Kissel Ein Redakteur des Carlsen Verlags in Hamburg wurde auf das SaarlandAlbum aufmerksam und wollte was mit dem Zeichner machen. Flix beabsichtigte, eine größere Geschichte, eine "Graphic Novel", zu schreiben - das passte. Ich schlug "Münchhausen" vor. Flix hat sie neu erzählt, ins 20. Jahrhundert verlegt und den Lügenbaron mit Sigmund Freud konfrontiert, der 1939 in London lebte. Flix hat sie geschrieben und in Strichmännchen (Scribbles) notiert, ich habe sie gezeichnet.

Was ist die Essenz der Geschichte?

Kissel Freud muss herausfinden, ob Münchhausen, der auf dem Dach des Buckingham Palace landet und behauptet, vom Mond gekommen zu sein, lügt oder die Wahrheit sagt. Das zum Thema: alternative Fakten.

Sie behandeln intensiv auch die deutsch-französische Freundschaft. Wie kam es dazu?

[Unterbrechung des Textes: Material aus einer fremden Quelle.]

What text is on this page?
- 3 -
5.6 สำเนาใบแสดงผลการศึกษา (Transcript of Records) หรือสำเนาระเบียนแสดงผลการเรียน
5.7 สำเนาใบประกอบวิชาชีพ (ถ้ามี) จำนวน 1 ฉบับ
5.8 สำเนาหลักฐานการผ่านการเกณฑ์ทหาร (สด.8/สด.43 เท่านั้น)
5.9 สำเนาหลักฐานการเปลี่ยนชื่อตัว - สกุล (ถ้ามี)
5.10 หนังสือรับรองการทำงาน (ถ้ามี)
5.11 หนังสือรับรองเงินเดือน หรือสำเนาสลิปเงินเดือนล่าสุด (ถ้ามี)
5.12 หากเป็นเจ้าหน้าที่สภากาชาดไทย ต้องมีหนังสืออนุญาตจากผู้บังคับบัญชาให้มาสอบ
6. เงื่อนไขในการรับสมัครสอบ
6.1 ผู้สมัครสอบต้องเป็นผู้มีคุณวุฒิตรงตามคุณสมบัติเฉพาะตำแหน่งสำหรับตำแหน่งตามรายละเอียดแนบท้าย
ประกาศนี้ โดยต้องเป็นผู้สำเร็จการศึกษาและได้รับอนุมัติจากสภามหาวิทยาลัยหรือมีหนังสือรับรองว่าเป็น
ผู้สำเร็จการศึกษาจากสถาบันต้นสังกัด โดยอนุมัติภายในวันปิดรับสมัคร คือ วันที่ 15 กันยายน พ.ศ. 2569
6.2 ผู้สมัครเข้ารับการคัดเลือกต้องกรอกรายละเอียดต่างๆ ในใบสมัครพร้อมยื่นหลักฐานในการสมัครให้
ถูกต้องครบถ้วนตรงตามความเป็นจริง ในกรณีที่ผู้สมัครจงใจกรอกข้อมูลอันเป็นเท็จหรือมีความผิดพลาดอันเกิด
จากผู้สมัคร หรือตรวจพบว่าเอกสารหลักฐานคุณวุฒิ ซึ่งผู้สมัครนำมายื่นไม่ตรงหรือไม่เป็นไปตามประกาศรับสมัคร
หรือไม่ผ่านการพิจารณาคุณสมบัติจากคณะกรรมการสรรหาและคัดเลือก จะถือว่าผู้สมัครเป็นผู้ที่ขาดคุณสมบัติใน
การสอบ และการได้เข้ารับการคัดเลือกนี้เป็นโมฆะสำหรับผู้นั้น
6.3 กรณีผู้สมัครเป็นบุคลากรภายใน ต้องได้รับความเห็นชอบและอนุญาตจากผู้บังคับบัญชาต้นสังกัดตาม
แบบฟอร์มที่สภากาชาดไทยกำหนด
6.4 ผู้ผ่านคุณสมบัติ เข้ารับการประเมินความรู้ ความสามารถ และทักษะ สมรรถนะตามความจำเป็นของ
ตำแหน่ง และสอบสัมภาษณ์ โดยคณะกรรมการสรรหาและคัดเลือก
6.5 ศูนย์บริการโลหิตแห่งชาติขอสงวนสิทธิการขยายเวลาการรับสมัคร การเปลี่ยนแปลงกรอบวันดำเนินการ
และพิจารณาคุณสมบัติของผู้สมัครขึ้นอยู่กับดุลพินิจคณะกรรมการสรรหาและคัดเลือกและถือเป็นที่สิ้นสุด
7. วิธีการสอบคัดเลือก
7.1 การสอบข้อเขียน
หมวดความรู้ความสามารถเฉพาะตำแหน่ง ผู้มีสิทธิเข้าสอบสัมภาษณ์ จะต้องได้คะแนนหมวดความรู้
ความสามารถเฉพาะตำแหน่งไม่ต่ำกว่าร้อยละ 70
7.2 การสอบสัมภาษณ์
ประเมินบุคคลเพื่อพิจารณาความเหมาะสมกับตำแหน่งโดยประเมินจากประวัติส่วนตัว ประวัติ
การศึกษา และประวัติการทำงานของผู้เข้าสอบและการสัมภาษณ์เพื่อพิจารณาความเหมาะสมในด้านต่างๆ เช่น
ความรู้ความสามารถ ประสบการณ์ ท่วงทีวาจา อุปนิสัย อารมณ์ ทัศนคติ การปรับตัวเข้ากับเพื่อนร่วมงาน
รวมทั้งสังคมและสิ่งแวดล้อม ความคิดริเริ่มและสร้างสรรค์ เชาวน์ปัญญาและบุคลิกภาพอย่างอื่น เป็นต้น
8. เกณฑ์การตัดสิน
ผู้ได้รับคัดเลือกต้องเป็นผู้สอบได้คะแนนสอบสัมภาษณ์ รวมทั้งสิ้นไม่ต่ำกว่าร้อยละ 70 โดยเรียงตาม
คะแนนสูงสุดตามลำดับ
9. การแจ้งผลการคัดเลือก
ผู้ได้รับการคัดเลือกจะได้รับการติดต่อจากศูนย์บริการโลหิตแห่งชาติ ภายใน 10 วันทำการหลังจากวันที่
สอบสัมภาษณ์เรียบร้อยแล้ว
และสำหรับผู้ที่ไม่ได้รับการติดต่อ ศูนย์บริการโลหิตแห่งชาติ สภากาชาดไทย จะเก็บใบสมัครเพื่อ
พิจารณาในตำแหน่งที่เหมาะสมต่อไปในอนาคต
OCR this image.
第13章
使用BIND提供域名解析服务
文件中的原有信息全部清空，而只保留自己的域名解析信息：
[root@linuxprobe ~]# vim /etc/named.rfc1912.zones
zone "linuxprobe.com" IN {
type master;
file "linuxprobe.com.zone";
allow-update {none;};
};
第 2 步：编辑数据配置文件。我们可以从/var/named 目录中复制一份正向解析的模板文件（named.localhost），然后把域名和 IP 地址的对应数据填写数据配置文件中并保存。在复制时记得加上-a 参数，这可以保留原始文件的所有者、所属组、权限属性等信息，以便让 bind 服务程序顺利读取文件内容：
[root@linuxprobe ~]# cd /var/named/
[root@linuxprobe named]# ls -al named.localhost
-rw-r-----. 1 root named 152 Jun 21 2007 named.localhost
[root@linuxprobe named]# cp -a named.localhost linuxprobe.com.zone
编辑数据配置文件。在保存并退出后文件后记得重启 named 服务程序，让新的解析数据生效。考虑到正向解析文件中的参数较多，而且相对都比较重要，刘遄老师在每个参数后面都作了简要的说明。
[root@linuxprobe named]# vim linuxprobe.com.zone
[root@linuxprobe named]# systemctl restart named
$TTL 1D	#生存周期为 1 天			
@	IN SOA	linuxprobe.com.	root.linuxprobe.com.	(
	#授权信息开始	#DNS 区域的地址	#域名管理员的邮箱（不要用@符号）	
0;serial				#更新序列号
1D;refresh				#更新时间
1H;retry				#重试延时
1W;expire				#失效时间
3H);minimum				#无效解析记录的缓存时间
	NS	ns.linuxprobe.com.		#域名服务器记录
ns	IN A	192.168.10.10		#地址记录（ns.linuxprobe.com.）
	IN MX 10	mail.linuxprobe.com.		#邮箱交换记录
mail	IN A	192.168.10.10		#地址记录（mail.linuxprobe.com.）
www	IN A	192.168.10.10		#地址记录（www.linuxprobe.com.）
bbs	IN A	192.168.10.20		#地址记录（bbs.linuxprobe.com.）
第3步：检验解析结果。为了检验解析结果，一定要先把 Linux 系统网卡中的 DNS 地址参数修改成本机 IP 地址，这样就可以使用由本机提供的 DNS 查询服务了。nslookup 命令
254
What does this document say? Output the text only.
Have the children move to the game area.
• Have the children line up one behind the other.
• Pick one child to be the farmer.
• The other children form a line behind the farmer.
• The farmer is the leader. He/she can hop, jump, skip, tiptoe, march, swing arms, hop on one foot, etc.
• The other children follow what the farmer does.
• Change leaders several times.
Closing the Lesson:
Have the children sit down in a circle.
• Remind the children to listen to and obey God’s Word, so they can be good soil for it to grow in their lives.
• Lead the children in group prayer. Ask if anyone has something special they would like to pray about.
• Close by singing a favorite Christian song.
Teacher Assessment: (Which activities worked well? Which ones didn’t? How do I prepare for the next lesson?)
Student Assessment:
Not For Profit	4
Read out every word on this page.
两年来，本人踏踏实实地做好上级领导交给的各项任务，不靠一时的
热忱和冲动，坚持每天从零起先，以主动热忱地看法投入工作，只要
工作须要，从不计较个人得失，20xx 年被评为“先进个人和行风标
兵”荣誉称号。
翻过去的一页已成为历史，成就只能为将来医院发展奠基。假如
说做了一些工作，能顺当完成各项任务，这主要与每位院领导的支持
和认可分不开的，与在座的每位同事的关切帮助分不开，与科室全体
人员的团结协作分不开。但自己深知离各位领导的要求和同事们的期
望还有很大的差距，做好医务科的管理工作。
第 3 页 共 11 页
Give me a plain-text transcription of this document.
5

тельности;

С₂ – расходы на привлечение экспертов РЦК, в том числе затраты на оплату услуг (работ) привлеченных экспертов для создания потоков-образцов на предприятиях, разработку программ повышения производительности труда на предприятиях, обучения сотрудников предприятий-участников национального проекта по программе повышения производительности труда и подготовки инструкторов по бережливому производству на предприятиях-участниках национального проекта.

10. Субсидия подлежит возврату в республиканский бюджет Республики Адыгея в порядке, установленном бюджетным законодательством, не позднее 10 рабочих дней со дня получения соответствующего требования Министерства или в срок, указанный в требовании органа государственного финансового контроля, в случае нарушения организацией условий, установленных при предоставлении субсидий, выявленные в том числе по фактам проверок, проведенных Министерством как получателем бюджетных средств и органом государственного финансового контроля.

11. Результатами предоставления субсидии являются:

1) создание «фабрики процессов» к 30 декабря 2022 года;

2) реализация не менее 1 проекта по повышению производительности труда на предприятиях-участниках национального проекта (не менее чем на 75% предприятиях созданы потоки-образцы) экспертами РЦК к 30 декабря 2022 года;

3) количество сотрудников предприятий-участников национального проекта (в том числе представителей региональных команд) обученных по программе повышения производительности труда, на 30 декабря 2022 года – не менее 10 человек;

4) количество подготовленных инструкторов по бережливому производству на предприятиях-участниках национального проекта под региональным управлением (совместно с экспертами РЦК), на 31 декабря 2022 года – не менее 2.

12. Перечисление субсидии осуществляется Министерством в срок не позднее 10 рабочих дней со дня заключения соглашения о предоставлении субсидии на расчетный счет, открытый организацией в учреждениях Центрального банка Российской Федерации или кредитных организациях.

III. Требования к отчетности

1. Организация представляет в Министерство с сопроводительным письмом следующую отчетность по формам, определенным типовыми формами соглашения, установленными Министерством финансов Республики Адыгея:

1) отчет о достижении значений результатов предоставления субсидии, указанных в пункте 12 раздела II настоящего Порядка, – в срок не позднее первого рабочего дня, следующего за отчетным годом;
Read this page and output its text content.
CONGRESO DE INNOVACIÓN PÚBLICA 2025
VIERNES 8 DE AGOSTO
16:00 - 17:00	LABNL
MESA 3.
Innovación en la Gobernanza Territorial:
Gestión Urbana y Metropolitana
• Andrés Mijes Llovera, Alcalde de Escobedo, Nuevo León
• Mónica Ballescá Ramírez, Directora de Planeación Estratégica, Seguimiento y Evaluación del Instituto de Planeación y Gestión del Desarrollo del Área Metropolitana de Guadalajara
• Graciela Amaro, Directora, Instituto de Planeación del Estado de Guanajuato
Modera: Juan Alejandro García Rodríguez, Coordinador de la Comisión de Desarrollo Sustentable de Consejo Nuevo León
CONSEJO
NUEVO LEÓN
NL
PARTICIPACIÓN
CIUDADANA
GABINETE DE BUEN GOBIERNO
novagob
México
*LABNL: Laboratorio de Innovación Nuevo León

Kissel Abgesehen davon, dass ich Grenzgänger bin, sehr viel mit Franzosen gearbeitet habe, bekamen Flix und ich eine Anfrage vom Goethe-Institut in Nancy, etwas zum 50-jährigen Jubiläum des Elysée-Vertrags zu machen. Daraus entstanden die 23 "Strips" zu "Rendez-vous à Berlin", die in dieser Ausstellung zu sehen sind. Dieses Projekt wurde mit dem Rudolf Dirks-Award 2016 ausgezeichnet. Aber bereits 2009, während der Vorstellung des zweiten Bandes der SaarLegenden war der Schulbuchverlag Cornelsen auf meine Comics aufmerksam geworden und beauftragte mich, zusammen mit einem Münchner Autorenpaar eine Comicserie zu entwickeln, mit deren Hilfe deutsche Schüler Französisch lernen können.

Das Gespräch führte Jutta Stamm

Zum Thema:

Comic-Künstler im Haus Ludwig (jst) Die Ausstellung "Rendez-vous mit Flix und Kissel" (bis 5. März.) stellt eine nahtlose Verbindung mit der gleichzeitig gezeigten Ausstellung "Das ist doch keine Kunst" mit Zeichnungen von Ruthe, Sauer und Görmann dar (bis 23. April). Dienstag bis Freitag, 10 bis 13 Uhr und 14 bis 17 Uhr. Samstags, sonntags, feiertags, 14 bis 17 Uhr. Geschlossen: 27. und 28. Februar.